Parmi les cités du Sud, Differdange fait souvent office de parent pauvre par rapport à Dudelange et à Esch-sur-Alzette en termes d’activités rock-pop. Il faut dire que depuis la fermeture du café-concert Plus/Minus, il y a près de dix ans, la troisième ville la plus peuplée du pays n’a jamais réellement comblé le manque causé par cette disparition. Mais avec l’implantation de l’Autre Part, restaurant lounge qui organise régulièrement des concerts, sur la place du Marché de Differdange, les choses sont en train de changer à un rythme casanier. D’ailleurs, le propriétaire du restaurant, Remo Bei, ancien chanteur de feu Soul Season, s’est aussi lancé dans l’aventure d’un microlabel, Lili is Pi Records, qui compte dans ses rangs Hal Flavin, mais aussi Drew Andrews, guitariste d’Album Leaf ou la formation new-yorkaise Takka Takka. Cette petite structure entérine un nouveau volet, si l’on peut dire, avec Les Sons, sous-label qui se concentre sur des musiques plus atmosphériques voire chill-out.

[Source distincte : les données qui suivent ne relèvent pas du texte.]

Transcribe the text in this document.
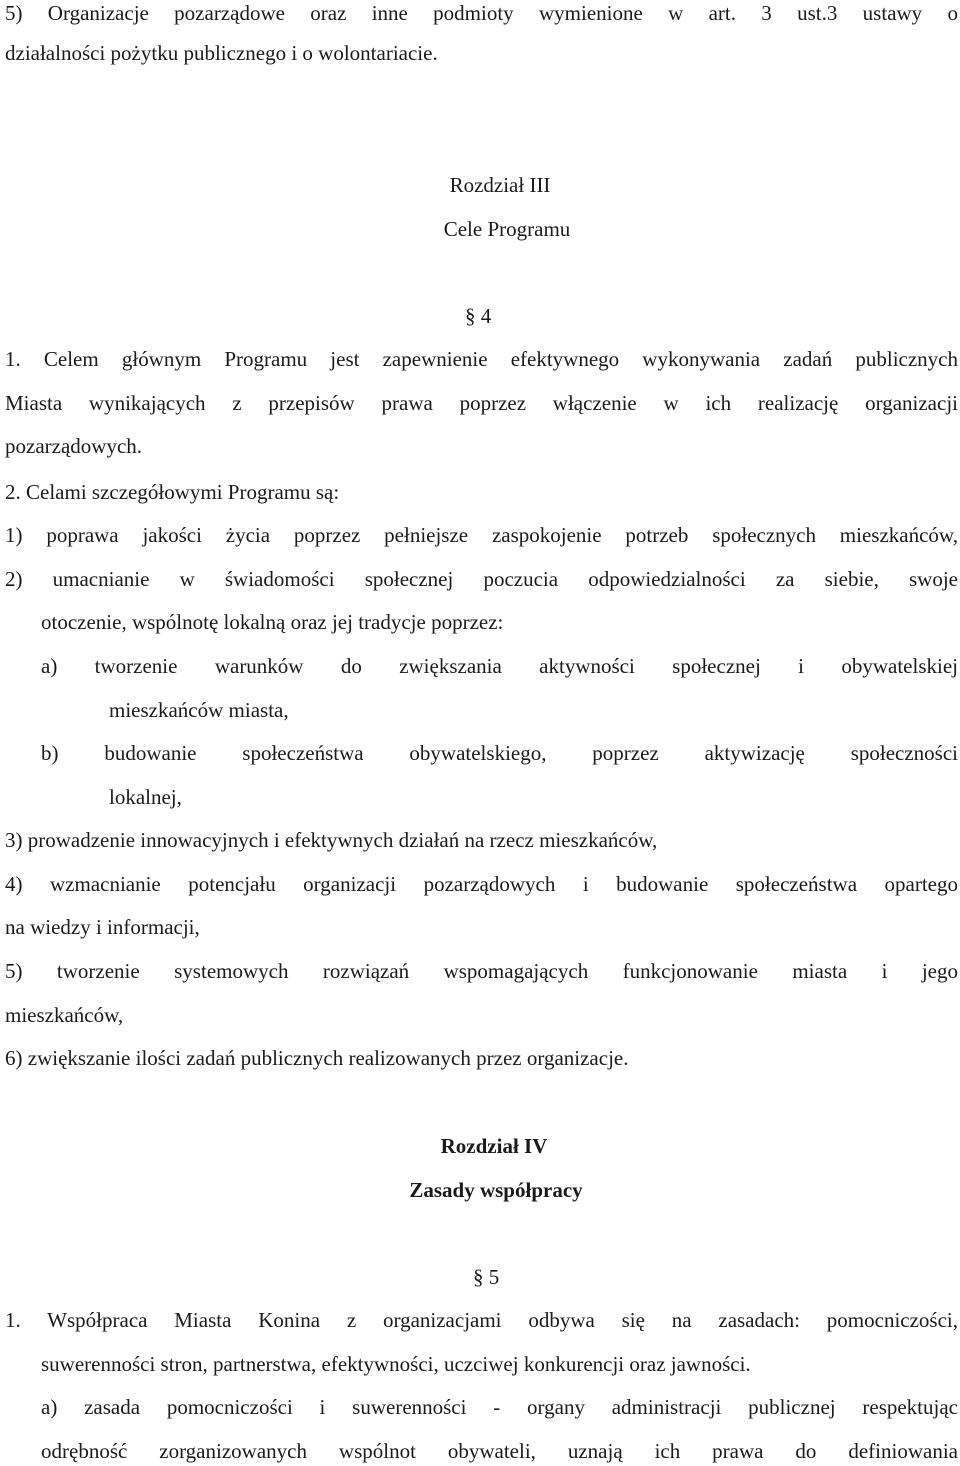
5) Organizacje pozarządowe oraz inne podmioty wymienione w art. 3 ust.3 ustawy o
działalności pożytku publicznego i o wolontariacie.
Rozdział III
Cele Programu
§ 4
1. Celem głównym Programu jest zapewnienie efektywnego wykonywania zadań publicznych
Miasta wynikających z przepisów prawa poprzez włączenie w ich realizację organizacji
pozarządowych.
2. Celami szczegółowymi Programu są:
1) poprawa jakości życia poprzez pełniejsze zaspokojenie potrzeb społecznych mieszkańców,
2) umacnianie w świadomości społecznej poczucia odpowiedzialności za siebie, swoje
otoczenie, wspólnotę lokalną oraz jej tradycje poprzez:
a) tworzenie warunków do zwiększania aktywności społecznej i obywatelskiej
mieszkańców miasta,
b) budowanie społeczeństwa obywatelskiego, poprzez aktywizację społeczności
lokalnej,
3) prowadzenie innowacyjnych i efektywnych działań na rzecz mieszkańców,
4) wzmacnianie potencjału organizacji pozarządowych i budowanie społeczeństwa opartego
na wiedzy i informacji,
5) tworzenie systemowych rozwiązań wspomagających funkcjonowanie miasta i jego
mieszkańców,
6) zwiększanie ilości zadań publicznych realizowanych przez organizacje.
Rozdział IV
Zasady współpracy
§ 5
1. Współpraca Miasta Konina z organizacjami odbywa się na zasadach: pomocniczości,
suwerenności stron, partnerstwa, efektywności, uczciwej konkurencji oraz jawności.
a) zasada pomocniczości i suwerenności - organy administracji publicznej respektując
odrębność zorganizowanych wspólnot obywateli, uznają ich prawa do definiowania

Place du Marché Volume 1 est la première sortie de cette filiale. Pour ce faire, on a laissé carte blanche à Valy Rodin aka Mellowgrooves. Cet ancien DJ résident du Melusina Club a longtemps fait les belles nuits du club de Clausen, où ses mix langoureux et suaves laissaient filtrer ses influences deephouse, jazz et ambient, glanées au fil de ses nombreux voyages. Cette sélec-tion de dix titres est donc censée vous plonger dans un univers de calme et de sérénité, moments hélas trop rares dans nos vies bien trop cadencées…

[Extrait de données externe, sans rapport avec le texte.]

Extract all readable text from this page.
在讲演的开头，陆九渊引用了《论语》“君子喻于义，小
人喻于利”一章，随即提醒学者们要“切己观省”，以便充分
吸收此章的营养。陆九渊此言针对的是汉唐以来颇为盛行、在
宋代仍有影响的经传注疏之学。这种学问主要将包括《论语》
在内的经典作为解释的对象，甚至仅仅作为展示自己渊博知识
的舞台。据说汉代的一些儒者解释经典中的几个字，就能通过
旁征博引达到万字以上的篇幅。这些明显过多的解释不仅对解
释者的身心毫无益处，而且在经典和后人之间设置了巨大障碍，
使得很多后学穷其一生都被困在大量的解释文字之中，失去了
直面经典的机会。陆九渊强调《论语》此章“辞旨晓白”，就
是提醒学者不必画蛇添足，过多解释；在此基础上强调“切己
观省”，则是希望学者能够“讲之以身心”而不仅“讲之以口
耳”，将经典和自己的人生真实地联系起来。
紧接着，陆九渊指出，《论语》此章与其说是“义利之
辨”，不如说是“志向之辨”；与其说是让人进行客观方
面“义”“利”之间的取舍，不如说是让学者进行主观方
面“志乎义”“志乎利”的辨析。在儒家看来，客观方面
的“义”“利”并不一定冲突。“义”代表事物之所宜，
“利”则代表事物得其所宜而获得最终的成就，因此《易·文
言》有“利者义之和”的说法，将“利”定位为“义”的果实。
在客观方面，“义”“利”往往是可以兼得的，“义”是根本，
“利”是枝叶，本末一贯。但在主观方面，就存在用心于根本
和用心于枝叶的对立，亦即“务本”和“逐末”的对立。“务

Tout cela ne vous rappelle rien ? Mais si, les innommables compilations Buddha Bar qui pullulent depuis dix ans. Même vocation d’extirper le bobo lambda de son quotidien harassant à travers des musiques mollassonnes aux effluves exotiques de carte postale. Souvent, le problème de ces compilations de musique d’ambiance, et celle-ci ne fait pas exception, est le parfum de toc et de vide intersidéral qui s’en dégage. En parfait émule de la série de compilations lancée par Claude Challe, le cahier de charges est ainsi rigoureusement respecté, on retrouve des notes de piano égrenées à la Craig Armstrong, de la neo-souljazz façon Sade, un peu de trompette crépusculaire, des nappes de synthé sirupeux à la louche et des beats surannés vaguement triphop.

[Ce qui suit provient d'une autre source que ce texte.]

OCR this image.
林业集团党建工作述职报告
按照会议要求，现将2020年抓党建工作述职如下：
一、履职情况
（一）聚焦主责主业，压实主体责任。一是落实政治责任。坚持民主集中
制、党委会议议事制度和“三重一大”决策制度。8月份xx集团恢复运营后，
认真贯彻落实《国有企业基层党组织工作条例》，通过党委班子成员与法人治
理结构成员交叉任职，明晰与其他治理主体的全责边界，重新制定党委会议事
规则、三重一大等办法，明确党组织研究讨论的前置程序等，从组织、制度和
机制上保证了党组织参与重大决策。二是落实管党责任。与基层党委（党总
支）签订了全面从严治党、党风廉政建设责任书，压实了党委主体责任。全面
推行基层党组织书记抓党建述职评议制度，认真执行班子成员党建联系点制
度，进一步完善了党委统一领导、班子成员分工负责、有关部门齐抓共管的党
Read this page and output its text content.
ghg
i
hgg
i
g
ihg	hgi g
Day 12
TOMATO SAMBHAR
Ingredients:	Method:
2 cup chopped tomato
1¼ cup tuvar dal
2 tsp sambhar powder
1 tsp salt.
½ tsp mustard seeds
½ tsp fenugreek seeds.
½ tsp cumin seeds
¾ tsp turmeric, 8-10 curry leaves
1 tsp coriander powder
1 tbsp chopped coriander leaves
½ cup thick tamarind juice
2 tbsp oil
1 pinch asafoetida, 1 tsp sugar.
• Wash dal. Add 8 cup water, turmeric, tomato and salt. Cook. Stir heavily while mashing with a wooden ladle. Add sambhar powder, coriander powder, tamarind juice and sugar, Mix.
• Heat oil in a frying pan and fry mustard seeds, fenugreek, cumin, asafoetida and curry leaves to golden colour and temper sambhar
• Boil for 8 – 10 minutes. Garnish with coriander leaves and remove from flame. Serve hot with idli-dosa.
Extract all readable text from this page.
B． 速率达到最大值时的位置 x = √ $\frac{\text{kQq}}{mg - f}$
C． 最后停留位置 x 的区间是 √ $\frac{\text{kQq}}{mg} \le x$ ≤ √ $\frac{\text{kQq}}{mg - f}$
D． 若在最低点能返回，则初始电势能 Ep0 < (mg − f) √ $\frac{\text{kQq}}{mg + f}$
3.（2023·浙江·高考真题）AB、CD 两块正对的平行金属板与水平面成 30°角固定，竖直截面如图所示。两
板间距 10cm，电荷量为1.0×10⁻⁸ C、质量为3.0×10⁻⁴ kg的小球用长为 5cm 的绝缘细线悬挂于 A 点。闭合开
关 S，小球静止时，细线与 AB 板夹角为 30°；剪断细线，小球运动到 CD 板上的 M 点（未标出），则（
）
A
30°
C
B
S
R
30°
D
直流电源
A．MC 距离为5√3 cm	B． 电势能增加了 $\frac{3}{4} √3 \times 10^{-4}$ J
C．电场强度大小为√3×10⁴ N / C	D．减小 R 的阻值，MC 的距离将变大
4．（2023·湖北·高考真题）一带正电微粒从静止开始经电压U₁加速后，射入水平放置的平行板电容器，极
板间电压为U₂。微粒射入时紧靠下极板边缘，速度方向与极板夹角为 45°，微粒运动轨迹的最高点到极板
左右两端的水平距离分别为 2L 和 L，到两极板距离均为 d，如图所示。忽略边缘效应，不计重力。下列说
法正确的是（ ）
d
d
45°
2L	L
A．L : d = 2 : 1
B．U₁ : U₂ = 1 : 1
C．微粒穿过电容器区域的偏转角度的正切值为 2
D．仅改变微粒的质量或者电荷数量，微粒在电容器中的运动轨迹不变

On constate amèrement que l’esprit d’aventure affiché dans les intentions du label est ici aux abonnés absents. Certes, le deuxième et les trois derniers morceaux, pris individuellement, suscitent un certain intérêt. Mais, il eut été préférable de prendre en modèle d’autres séries de compilations comme les freezone compilés par DJ Morpheus, les science fiction jazz, voire les excellentes future lounge où musique d’ambiance ne rime pas forcément avec somnolence, tout en oubliant d’asséner ces clichés pour bar à cocktails.